Tuomas, Thursday, 1 December 2016 07:16 (nine years ago)

"MY MIND IS GLOWING"

:-D that's the quintessence of the record

Lennon, Elvis, Hendrix etc (dog latin), Thursday, 1 December 2016 10:09 (nine years ago)

a few beers into my weekend and because of this thread i have put this on.

due to general ignorance and '94 being my year of FAX/ambient i missed out on this album at the time,
but have since picked it up in the cheap bins just for grins.

i have to say it is indeed rather special.

oh, and despite not having the remastered version, this is soundng insanely good.

mark e, Thursday, 1 December 2016 19:51 (nine years ago)

The vocals on Their Law are original to the song, not sampled. (There are bad audience bootlegs of PWEI playing it live with full verses, too.)

sad, hombres (sic), Thursday, 1 December 2016 23:38 (nine years ago)

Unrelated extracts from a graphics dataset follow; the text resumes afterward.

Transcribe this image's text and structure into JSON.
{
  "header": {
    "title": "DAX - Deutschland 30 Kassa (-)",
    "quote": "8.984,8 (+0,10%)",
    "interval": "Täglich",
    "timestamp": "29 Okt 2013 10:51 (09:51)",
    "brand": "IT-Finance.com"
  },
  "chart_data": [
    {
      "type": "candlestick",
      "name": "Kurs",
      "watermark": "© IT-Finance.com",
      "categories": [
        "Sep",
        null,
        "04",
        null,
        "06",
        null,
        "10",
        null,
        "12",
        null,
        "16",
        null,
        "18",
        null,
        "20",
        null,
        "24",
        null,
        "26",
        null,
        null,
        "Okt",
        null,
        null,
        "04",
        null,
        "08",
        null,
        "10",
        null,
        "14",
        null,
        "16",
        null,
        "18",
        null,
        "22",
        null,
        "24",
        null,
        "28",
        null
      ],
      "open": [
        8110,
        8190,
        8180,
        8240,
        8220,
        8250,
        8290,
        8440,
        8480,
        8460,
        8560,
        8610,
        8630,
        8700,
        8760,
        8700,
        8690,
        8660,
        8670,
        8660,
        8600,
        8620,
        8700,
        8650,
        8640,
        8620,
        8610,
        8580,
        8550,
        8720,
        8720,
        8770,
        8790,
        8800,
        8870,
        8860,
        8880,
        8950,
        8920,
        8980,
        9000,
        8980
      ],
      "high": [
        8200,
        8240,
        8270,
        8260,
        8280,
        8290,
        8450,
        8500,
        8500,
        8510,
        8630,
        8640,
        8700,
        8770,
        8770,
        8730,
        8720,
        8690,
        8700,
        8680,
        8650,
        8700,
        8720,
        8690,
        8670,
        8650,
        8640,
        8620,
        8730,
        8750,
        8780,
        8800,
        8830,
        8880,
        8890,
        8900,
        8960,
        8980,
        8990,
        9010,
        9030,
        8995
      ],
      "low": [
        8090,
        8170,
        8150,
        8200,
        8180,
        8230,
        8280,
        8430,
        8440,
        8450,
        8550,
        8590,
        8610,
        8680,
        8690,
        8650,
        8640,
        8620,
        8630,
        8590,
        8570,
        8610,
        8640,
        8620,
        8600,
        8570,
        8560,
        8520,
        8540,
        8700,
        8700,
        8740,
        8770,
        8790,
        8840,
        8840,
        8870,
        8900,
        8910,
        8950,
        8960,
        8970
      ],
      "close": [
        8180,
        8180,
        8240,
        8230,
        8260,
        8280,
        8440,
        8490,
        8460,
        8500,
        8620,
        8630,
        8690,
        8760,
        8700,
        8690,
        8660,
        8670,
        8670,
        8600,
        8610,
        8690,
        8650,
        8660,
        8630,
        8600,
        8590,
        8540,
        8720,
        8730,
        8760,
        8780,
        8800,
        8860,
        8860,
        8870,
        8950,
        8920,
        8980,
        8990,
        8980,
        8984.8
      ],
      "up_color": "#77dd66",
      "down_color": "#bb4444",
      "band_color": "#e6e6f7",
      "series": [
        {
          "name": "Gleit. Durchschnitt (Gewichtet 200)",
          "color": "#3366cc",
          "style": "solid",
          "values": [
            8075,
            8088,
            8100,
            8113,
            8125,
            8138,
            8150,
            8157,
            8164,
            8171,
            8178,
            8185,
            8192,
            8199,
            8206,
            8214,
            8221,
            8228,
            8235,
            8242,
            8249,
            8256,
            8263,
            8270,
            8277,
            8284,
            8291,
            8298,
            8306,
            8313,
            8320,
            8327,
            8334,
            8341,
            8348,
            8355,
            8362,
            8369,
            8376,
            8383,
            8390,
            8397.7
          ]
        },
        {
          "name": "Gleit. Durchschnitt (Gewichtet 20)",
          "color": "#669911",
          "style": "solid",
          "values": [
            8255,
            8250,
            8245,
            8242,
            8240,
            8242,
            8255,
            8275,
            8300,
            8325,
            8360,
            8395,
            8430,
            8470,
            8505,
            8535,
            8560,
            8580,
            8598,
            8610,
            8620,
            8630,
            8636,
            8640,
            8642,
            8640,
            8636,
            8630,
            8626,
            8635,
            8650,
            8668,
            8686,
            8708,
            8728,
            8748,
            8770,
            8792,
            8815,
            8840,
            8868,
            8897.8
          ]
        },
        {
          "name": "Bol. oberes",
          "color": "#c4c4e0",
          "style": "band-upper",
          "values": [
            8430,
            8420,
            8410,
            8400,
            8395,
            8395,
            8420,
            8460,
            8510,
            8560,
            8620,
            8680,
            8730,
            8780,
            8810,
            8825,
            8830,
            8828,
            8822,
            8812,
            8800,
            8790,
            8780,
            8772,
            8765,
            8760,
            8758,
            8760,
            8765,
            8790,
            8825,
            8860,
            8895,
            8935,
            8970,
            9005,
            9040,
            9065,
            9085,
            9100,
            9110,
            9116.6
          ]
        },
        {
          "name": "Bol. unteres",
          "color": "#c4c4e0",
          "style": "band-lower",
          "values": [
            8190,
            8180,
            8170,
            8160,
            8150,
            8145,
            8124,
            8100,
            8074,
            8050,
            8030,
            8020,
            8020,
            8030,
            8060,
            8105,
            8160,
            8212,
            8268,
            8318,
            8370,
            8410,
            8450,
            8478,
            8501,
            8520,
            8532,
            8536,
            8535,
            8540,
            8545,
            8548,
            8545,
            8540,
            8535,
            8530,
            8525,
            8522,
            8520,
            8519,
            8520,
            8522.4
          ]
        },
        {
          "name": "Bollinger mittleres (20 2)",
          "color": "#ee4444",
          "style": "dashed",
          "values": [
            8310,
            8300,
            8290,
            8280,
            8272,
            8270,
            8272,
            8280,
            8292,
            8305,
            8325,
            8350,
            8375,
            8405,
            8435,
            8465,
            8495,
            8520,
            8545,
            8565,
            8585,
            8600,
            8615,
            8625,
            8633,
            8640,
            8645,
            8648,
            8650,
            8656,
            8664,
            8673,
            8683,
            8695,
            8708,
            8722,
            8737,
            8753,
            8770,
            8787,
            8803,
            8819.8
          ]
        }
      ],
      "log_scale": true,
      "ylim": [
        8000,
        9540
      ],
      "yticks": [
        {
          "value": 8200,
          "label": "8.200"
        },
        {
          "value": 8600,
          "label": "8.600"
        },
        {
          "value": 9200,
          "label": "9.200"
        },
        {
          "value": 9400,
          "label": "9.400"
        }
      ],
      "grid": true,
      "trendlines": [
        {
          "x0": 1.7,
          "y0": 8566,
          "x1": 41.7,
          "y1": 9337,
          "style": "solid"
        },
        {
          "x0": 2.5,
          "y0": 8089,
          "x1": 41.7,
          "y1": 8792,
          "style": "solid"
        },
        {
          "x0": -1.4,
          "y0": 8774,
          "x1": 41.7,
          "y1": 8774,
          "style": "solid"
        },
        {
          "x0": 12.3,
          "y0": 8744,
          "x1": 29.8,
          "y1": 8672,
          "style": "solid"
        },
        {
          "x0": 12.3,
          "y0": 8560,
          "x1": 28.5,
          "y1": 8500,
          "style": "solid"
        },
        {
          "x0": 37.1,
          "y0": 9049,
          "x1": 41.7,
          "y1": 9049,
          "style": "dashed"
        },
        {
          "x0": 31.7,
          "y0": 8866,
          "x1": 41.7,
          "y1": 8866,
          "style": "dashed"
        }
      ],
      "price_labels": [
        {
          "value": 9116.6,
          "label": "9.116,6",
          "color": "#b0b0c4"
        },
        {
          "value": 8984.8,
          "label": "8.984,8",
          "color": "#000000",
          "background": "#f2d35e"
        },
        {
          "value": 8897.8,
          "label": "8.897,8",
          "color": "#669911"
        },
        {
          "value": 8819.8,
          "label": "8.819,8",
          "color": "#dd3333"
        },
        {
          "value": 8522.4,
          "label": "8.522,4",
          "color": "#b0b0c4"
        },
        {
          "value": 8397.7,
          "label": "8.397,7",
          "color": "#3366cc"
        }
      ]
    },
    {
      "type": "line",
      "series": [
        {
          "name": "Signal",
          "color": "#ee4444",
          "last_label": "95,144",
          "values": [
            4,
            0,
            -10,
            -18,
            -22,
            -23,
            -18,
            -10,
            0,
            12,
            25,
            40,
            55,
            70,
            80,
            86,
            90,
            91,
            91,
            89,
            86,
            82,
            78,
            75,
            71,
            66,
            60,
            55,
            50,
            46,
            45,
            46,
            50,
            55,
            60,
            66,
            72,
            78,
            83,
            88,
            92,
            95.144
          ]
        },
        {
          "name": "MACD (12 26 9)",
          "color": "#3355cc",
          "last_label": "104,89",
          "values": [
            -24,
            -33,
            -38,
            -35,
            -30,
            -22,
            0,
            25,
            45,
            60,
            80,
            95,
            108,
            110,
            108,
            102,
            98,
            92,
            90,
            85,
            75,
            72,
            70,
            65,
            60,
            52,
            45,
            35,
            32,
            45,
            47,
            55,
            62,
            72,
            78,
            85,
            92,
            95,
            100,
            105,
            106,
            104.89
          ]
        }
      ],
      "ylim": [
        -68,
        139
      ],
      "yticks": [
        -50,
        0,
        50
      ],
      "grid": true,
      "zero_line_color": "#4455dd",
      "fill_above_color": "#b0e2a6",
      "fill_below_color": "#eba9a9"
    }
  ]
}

Yeah, I suspected it might be... But my point was that the "fuck 'em, and their law!" line not used like a hook in a pop song (like the vocals in "Poison" are) rather than like vocal sample in a techno track: it's played only twice, during the beat drop. So it's not really any different from, for example, how the vocal samples are used in this track:

https://www.youtube.com/watch?v=F2KAplrXOPE

But I don't feel "space where time becomes a loop" or "cut the midrange, drop the bass!" are the hooks of this track any more than "fuck 'em, and their law!" is of Their Law. If you want to identify a hook, it's the synth and guitar riffs, not some vocal snippets used to add flavour. Whereas in Poison the vocals clearly work in the manner of a pop tune chorus. And that's really the template Firestarter and Breathe followed later on, they didn't follow the Their Law template (which, despite the presence of PWEI, is still structured more like a club track).